Ros Scott writes… Party President’s report to members, September ‘09

September is the transition month from the quiet of the summer recess to the hustle and bustle of Regional and State Party Conferences, although the past month was still pretty busy.

The month started with a weekend series of visits in the West Midlands, first up being an early evening members’ meeting in Stratford-upon-Avon on the Friday, hosted by local PPC and Chair of the Parliamentary Candidates Association, Martin Turner. The next morning, stopping only for coffee with Martin to discuss some issues related to candidate recruitment, selection and retention, I was off to West Worcestershire to meet the victor of the District by-election that week, before heading to Malvern for a dinner with members.

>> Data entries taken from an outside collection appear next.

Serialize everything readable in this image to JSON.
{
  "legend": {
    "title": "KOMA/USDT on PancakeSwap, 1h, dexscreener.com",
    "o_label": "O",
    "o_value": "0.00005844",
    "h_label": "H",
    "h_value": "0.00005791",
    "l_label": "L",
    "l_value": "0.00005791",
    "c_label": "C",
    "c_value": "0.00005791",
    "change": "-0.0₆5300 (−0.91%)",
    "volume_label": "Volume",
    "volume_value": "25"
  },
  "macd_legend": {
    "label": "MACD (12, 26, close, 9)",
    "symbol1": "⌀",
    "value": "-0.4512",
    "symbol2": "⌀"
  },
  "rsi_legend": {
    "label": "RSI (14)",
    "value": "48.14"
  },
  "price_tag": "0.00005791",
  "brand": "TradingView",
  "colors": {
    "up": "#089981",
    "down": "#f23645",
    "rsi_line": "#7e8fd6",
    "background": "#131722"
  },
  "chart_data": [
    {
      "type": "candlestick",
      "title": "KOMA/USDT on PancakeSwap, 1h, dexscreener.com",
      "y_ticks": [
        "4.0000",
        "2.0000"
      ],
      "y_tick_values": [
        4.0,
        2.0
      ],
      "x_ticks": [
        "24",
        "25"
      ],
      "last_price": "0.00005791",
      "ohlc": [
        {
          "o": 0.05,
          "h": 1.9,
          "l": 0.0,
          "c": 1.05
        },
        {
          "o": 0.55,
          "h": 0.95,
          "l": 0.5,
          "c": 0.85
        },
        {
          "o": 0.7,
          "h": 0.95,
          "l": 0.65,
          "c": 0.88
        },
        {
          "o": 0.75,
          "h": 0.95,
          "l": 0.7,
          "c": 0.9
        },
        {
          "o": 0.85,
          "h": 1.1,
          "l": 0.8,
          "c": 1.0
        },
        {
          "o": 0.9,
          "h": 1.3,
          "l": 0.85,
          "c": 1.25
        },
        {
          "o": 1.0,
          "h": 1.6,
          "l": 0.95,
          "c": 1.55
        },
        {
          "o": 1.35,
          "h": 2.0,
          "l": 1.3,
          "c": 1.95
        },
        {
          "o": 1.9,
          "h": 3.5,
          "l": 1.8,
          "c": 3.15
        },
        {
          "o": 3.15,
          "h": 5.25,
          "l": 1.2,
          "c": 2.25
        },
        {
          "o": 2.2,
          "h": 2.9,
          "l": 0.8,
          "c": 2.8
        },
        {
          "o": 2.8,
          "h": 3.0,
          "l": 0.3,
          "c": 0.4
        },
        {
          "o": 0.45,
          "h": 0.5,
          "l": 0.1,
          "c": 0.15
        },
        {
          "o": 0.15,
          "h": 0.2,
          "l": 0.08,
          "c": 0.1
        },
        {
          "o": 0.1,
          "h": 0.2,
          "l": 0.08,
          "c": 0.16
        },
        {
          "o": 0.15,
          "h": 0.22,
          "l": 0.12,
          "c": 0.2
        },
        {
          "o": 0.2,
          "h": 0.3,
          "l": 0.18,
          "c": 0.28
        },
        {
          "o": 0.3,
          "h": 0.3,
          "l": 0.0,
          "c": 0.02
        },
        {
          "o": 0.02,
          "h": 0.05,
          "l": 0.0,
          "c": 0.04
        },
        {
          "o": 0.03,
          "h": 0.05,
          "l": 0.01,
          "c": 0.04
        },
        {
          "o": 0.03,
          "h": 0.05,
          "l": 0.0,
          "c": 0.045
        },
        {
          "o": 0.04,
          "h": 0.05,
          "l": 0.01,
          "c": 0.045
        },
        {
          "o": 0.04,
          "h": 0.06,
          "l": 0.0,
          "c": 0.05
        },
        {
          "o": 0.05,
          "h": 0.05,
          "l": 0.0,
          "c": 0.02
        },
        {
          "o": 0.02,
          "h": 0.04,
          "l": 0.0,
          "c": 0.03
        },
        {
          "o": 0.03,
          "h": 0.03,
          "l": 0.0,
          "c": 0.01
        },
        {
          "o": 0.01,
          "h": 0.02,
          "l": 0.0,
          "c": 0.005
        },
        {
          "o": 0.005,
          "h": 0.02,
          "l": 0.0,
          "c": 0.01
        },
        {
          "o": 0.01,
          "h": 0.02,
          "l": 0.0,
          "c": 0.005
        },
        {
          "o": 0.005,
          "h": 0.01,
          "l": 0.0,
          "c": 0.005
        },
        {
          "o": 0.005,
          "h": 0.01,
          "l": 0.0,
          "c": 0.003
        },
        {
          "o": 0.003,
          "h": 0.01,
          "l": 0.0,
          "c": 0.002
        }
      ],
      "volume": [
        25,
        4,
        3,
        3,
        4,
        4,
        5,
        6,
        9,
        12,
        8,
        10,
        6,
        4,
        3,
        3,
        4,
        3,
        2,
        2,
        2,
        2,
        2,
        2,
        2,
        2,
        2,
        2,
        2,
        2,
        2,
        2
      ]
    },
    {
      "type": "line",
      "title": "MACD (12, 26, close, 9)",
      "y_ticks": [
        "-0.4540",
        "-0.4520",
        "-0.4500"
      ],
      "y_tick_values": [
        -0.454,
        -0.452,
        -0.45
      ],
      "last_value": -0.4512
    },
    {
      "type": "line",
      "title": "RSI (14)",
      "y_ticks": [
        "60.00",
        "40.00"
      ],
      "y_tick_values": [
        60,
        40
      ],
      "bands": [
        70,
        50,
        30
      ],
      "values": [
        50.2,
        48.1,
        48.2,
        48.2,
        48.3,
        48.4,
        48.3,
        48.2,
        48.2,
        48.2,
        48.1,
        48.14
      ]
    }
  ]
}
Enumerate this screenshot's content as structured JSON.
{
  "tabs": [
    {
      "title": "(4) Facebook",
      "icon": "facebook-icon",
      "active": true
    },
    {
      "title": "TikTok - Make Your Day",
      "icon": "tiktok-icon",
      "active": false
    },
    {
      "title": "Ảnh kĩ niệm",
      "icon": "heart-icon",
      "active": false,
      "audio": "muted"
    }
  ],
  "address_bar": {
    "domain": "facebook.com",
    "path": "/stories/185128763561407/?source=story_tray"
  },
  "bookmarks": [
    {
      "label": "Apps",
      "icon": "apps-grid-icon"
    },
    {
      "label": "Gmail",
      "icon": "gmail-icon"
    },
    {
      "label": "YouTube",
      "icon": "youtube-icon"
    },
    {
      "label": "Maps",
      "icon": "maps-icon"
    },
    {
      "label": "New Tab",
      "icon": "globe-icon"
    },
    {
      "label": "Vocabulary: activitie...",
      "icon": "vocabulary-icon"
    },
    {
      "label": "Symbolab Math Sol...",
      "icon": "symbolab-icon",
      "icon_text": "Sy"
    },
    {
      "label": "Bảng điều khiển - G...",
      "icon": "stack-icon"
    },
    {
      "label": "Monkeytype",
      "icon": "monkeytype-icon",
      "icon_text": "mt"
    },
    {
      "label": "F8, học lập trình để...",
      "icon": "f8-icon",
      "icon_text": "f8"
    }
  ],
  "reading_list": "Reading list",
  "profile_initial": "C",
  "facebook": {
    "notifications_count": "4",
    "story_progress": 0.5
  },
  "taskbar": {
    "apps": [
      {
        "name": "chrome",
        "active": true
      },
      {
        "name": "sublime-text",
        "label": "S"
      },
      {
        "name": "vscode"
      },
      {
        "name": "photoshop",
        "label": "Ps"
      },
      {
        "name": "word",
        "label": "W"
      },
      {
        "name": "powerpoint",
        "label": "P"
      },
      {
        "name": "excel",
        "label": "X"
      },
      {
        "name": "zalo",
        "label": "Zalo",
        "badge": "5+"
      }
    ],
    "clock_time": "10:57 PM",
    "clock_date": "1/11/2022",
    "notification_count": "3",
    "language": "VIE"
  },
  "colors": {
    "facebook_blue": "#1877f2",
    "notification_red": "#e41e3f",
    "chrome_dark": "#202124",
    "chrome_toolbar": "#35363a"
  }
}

Richard Burt is our PPC there, and is optimistic about his chances of pulling off a victory against the Conservatives. Sunday saw us head to Hereford to meet Sarah Carr, who is fighting hard to retain Paul Keetch’s seat, although boundary changes have been less than kind.

The next week saw me in Bedford, where the unexpected death of the independent mayor has given us an opportunity to gain only our second directly elected Mayor. David Hodgson, a long-time stalwart of the Party, both in Bedford and in his former role as a key employee of the English Party, is our candidate, and there is every chance that he can win. Your help, if you haven’t gone there already, could make all the difference, and I’m particularly pleased that Liberal Youth are organising a campaign weekend to support him.

I was only able to fit in one more event before Federal Conference, but it was an interesting one. I was welcomed to Esher & Walton by Danny Alexander’s grandfather, who had joined the Liberal Party in 1936, as well as his uncle. Little was I to know that, within a week, I would meet four generations of Danny’s family.


Of course, whilst the MPs are busy at our Federal Conference, the Party President is too, with a set speech, a role in the Rally, the duty of opening and closing the event, awards to present and the report from the Federal Executive to move. On top of that, there are various committee meetings, rehearsals and a series of fringe meetings to chair or speak in.

I opened Conference in the company of Annette Brooke, MP for the neighbouring constituency, who graciously rose above the genteel rivalry between the two towns to welcome us to Bournemouth. One thing that has changed for the better about Conference is that, in the old Liberal Party days, the President chaired every session. I must thank Federal Conference Committee for their efforts in relieving me from that task, amongst the huge range of tasks they undertake.

The Rally went very well, and Floella Benjamin’s first speech to a major gathering of Liberal Democrats, and Karen Hamilton, who we hope can win Birmingham Perry Barr, kept things upbeat, before Charles Kennedy‘s speech, which demonstrated just why he was recently voted as one of the two most-missed former frontline politicians. Many people have already commented on Nick’s performance, so I will only add that coming on immediately after Charles requires great confidence and assurance, and Nick demonstrated both.

I was pleased with the reception that my speech got. (You can watch the YouTube video here). Ironically, it was my first ever speech at an Autumn Conference in any capacity. It was a pleasure to be able to reach back through the years to recall a series of events, people and thinking that have shaped our Party, especially when the Conservatives are trying to steal our progressive clothing. With two hundred years of tradition behind us, it is right that we should loudly condemn their audacity in claiming to be a home for liberals. Many thanks must go to Duncan Brack, David Walter and Gordon Lishman for their help, support and advice, which made the speech what it was.

I presented a series of awards to local activists and parties;

* Richard and Maureen Hoskins from Redbridge,
* Sue Baring from Westminster,
* South East Cornwall for recruiting,
* Jeanette Sunderland from Bradford

and was really pleased to invite my colleague in the Lords, John Alderdice, to present Eric Avebury with the Liberal International Prize for Freedom. Eric is an astonishingly vigorous campaigner for oppressed peoples all over the world, and is known wherever human rights activists gather. A read of his blog demonstrates that, even at the age of eighty, he is still setting a pace that would exhaust many half that.

There was a brief meeting of the Federal Executive, dealing with reports from ALDC and about EARS.

I ended the month in India, as part of a delegation organised under the auspices of the Liberal Democrat Friends of India and hosted by the Ministry for External Affairs of the Government of India. I’ll cover that in next month’s report though …

* Ros Scott is President of the Liberal Democrats.